205. Spukerei bei der hohen Ruhe.
An der Landstraße von Karlsruhe nach Mühlburg steht auf einer kleinen Erhöhung, am Saume des Hartwalds, eine steinerne Bank, die die hohe Ruhe heißt. Daselbst hausen mancherlei Gespenster, welche früher von einem Karlsruher Juden, Lemle Rotznas benannt, in Säcken dahingetragen wurden.
Eine Bäuerin fand dort nachts eine haushohe Gestalt kopfunter auf den Händen über den Fußweg stehen und war genöthigt, unter dem Arme derselben durchzugehen. Zu andern Leuten gesellte sich, bei dem runden Steintisch, ein schwarzer Pudel, lief eine Strecke mit [188] ihnen und verwandelte sich dann in einen Baumstamm, der bis zur hohen Ruhe sich vor ihnen hinwälzte.

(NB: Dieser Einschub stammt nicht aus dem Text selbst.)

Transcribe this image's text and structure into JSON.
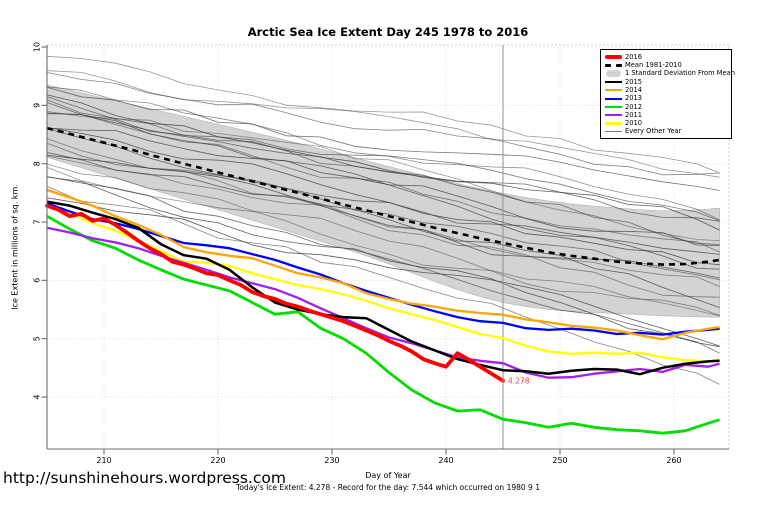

Vor ungefähr dreißig Jahren sah eine Mühlburger Frau, als sie abends Milch nach Karlsruhe bringen wollte, auf der Bank drei Männer sitzen und im Mondschein Karten spielen. Einer derselben rief ihr zu, sie möge ihm aus ihrer Tabakspfeife Feuer geben, was sie auch that und dann weiter ging, über die seltsame Spielgesellschaft sich wundernd. Auf einmal merkte sie, daß sie von dem schnurgeraden Wege, den sie schon unzähligemal bei Tag und Nacht gegangen, abgekommen und tief in den Hartwald gerathen war. Obgleich darin wohlbekannt, wußte sie doch diesmal weder aus noch ein und mußte viele Stunden umherirren, bis sie, nachts um zwei Uhr, am Waldeck heraus auf den großen Uebungsplatz kam, wo sie endlich sich zurechtfand.
Auch andere Leute sind schon bei der hohen Ruhe vom Weg abgekommen, ohne zu wissen, wie; und noch andere haben dort, von unsichtbaren Händen, tüchtige Ohrfeigen bekommen.